How does this MOSFET/Op-Amp voltage regulator circuit actually work?
First note that the feedback from the output is connected to the inverting input of the op-amp. That means were dealing with negative feedback and the op-amp output will stabilise when the non-inverting input (1) and inverting input (2) are at the same voltage.
- At power-up Vout is zero as Vin begins to rise.
- The voltage at (1) will rise to Vref.
- Since the feedback signal (2) is close to zero and the reference voltage (1) > 0 the op-amp output (3) will start to swing towards the positive supply.

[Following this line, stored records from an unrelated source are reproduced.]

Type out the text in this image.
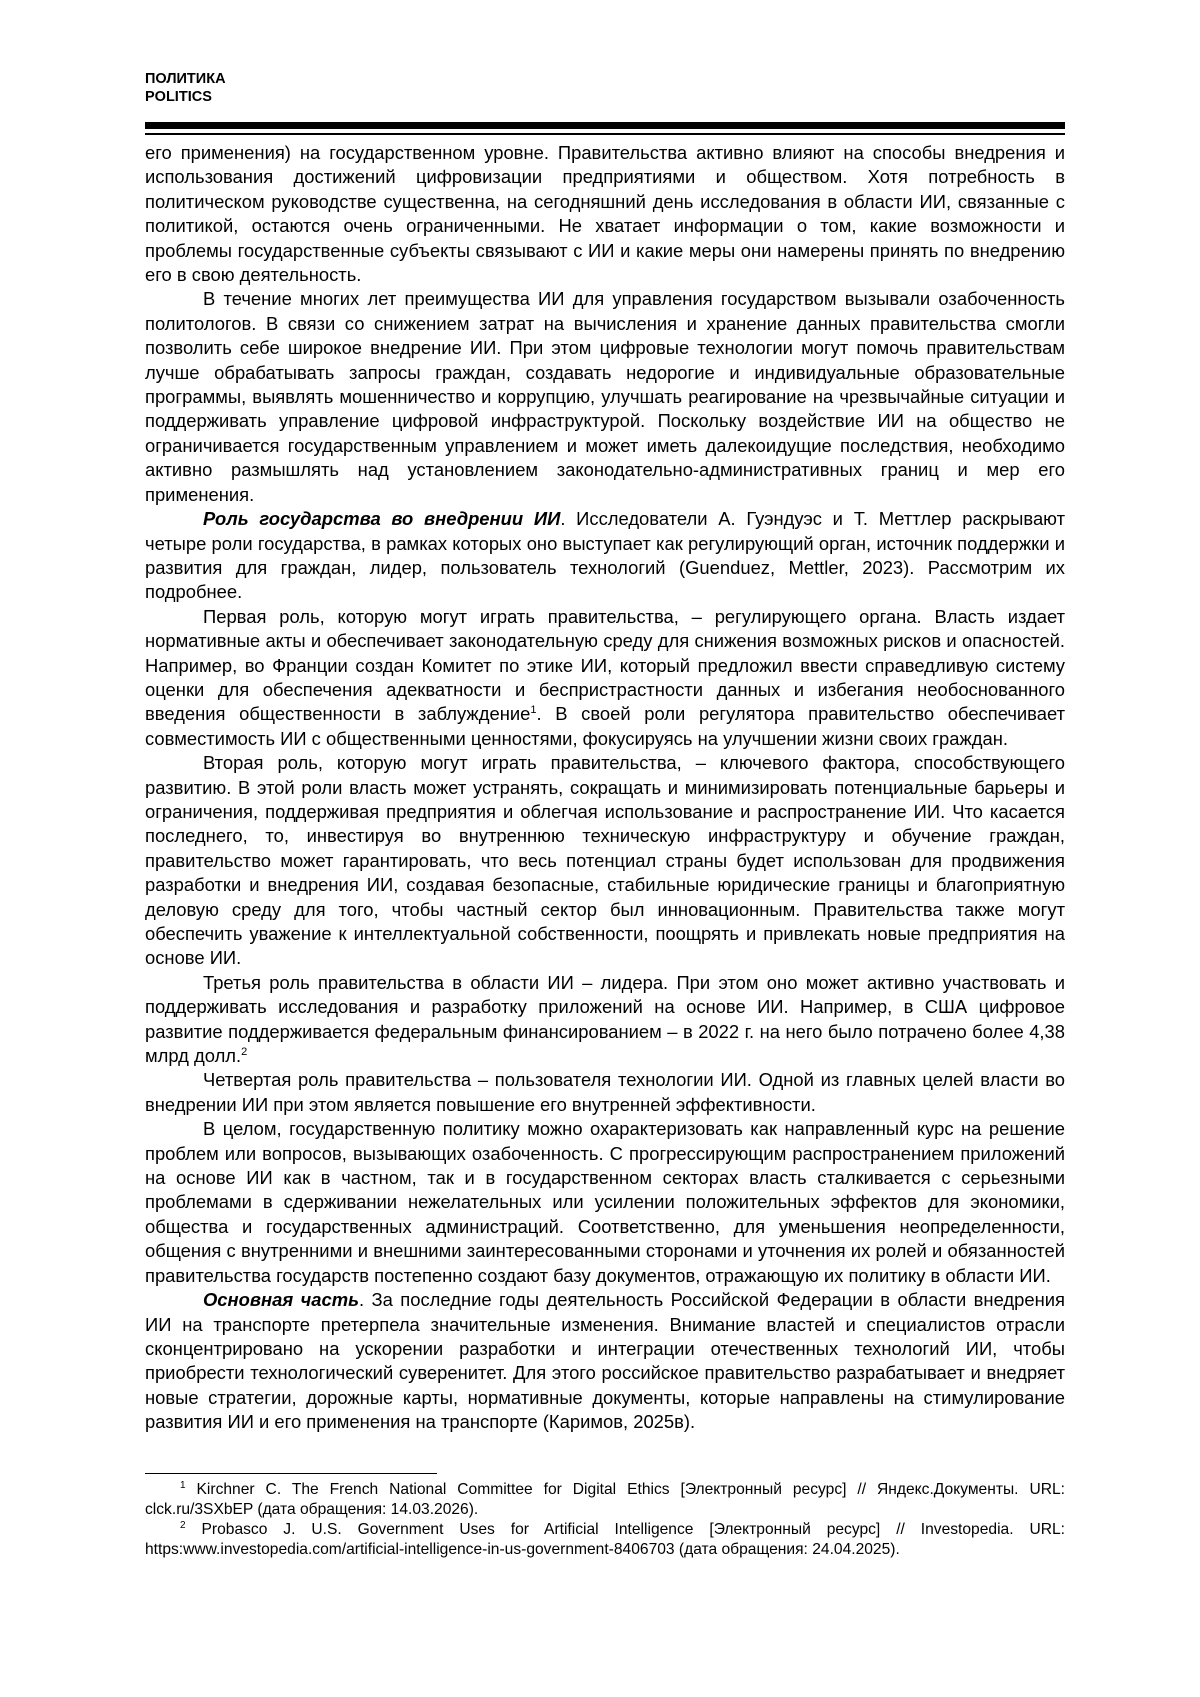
ПОЛИТИКА
POLITICS

его применения) на государственном уровне. Правительства активно влияют на способы внедрения и использования достижений цифровизации предприятиями и обществом. Хотя потребность в политическом руководстве существенна, на сегодняшний день исследования в области ИИ, связанные с политикой, остаются очень ограниченными. Не хватает информации о том, какие возможности и проблемы государственные субъекты связывают с ИИ и какие меры они намерены принять по внедрению его в свою деятельность.

В течение многих лет преимущества ИИ для управления государством вызывали озабоченность политологов. В связи со снижением затрат на вычисления и хранение данных правительства смогли позволить себе широкое внедрение ИИ. При этом цифровые технологии могут помочь правительствам лучше обрабатывать запросы граждан, создавать недорогие и индивидуальные образовательные программы, выявлять мошенничество и коррупцию, улучшать реагирование на чрезвычайные ситуации и поддерживать управление цифровой инфраструктурой. Поскольку воздействие ИИ на общество не ограничивается государственным управлением и может иметь далекоидущие последствия, необходимо активно размышлять над установлением законодательно-административных границ и мер его применения.

Роль государства во внедрении ИИ. Исследователи А. Гуэндуэс и Т. Меттлер раскрывают четыре роли государства, в рамках которых оно выступает как регулирующий орган, источник поддержки и развития для граждан, лидер, пользователь технологий (Guenduez, Mettler, 2023). Рассмотрим их подробнее.

Первая роль, которую могут играть правительства, – регулирующего органа. Власть издает нормативные акты и обеспечивает законодательную среду для снижения возможных рисков и опасностей. Например, во Франции создан Комитет по этике ИИ, который предложил ввести справедливую систему оценки для обеспечения адекватности и беспристрастности данных и избегания необоснованного введения общественности в заблуждение$^1$. В своей роли регулятора правительство обеспечивает совместимость ИИ с общественными ценностями, фокусируясь на улучшении жизни своих граждан.

Вторая роль, которую могут играть правительства, – ключевого фактора, способствующего развитию. В этой роли власть может устранять, сокращать и минимизировать потенциальные барьеры и ограничения, поддерживая предприятия и облегчая использование и распространение ИИ. Что касается последнего, то, инвестируя во внутреннюю техническую инфраструктуру и обучение граждан, правительство может гарантировать, что весь потенциал страны будет использован для продвижения разработки и внедрения ИИ, создавая безопасные, стабильные юридические границы и благоприятную деловую среду для того, чтобы частный сектор был инновационным. Правительства также могут обеспечить уважение к интеллектуальной собственности, поощрять и привлекать новые предприятия на основе ИИ.

Третья роль правительства в области ИИ – лидера. При этом оно может активно участвовать и поддерживать исследования и разработку приложений на основе ИИ. Например, в США цифровое развитие поддерживается федеральным финансированием – в 2022 г. на него было потрачено более 4,38 млрд долл.$^2$

Четвертая роль правительства – пользователя технологии ИИ. Одной из главных целей власти во внедрении ИИ при этом является повышение его внутренней эффективности.

В целом, государственную политику можно охарактеризовать как направленный курс на решение проблем или вопросов, вызывающих озабоченность. С прогрессирующим распространением приложений на основе ИИ как в частном, так и в государственном секторах власть сталкивается с серьезными проблемами в сдерживании нежелательных или усилении положительных эффектов для экономики, общества и государственных администраций. Соответственно, для уменьшения неопределенности, общения с внутренними и внешними заинтересованными сторонами и уточнения их ролей и обязанностей правительства государств постепенно создают базу документов, отражающую их политику в области ИИ.

Основная часть. За последние годы деятельность Российской Федерации в области внедрения ИИ на транспорте претерпела значительные изменения. Внимание властей и специалистов отрасли сконцентрировано на ускорении разработки и интеграции отечественных технологий ИИ, чтобы приобрести технологический суверенитет. Для этого российское правительство разрабатывает и внедряет новые стратегии, дорожные карты, нормативные документы, которые направлены на стимулирование развития ИИ и его применения на транспорте (Каримов, 2025в).

$^1$ Kirchner C. The French National Committee for Digital Ethics [Электронный ресурс] // Яндекс.Документы. URL: clck.ru/3SXbEP (дата обращения: 14.03.2026).

$^2$ Probasco J. U.S. Government Uses for Artificial Intelligence [Электронный ресурс] // Investopedia. URL: https:www.investopedia.com/artificial-intelligence-in-us-government-8406703 (дата обращения: 24.04.2025).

- The transistor is wired as an emitter follower so the voltage at (4) will be V4 = V3 - 0.7 V due to the base-emitter voltage drop.
- The voltage at (5) will rise and this feeds back to (2).
- As V2 gets very close to V1 the output of the op-amp will start to fall until V2 = V1. At this point V5 = Vref.
So if V5 = Vref then \$ V_{\text{out}} = \frac {R_1 + R_2}{R_2}V_{\text{ref}} \$.
You've changed your schematic to a MOSFET since I started my answer but the principle is the same.
From the comments:
How does the Zener diode fit into this?
Note that the Zener diode is pointing towards the positive supply so that it is reverse biased. A regular diode will not pass any current in reverse mode1 unless you exceed the reverse breakdown voltage at which point you have probably destroyed it.
Zener diodes are designed to breakdown in a controlled manner at a specific voltage. All that is required is to feed it a voltage higher than it's breakdown voltage with some form of current limiting, R3 in this case. The voltage at (1) will be reasonably steady for a wide range of voltages Vin > Vref. In practice you'll need a little "headroom" of a couple of volts at least.
1 Not quite true. There is a little leakage current and you can get its value from the datasheet.
So ... what heavy lifting does MOSFET do?
Op-amps typically have an output capability of a few tens of mA max. The addition of a BJT or MOSFET increases the output current capability. It's like power steering; the op-amp is the little old lady at the wheel and the transistor is the hydraulic amplifier moving the steering rack.
If you remove the transistor and add power rails to the op-amp and let the op-amp drive the load resistor and potential divider, do you see how it works: -
If the answer is "yes, I see how that works" then, adding a MOSFET (or BJT) as a source (or emitter) follower is only a means of letting the transistor do the heavy lifting. Do you see that now?
To understand the whole circuit, you have to break it down into its subcircuit building blocks and understand the operation of each of them (this approach applies to any unknown circuit; master it and apply it in the future). Here you can recognise three such sub-circuits: passive voltage regulator (RD and Z), op-amp non-inverting amplifier (op-amp, voltage divider R1 and R2) and powerful source follower (MOSFET).
As you can see, the source follower is put into the feedback loop of the op-amp follower. With this clever trick the Vgs voltage of the transistor is compensated by the op-amp that "lifts" its output voltage with this value. As a result, the output voltage is the same as in the case of the ordinary op-amp noninverting amplifier (as though there is no transistor inserted). This is a fundamental property of negative feedback circuits that you will see in many other circuit solutions... and can apply in your projects.
As a conclusion, you can think of the whole circuit as a power amplifier that amplifies a constant voltage.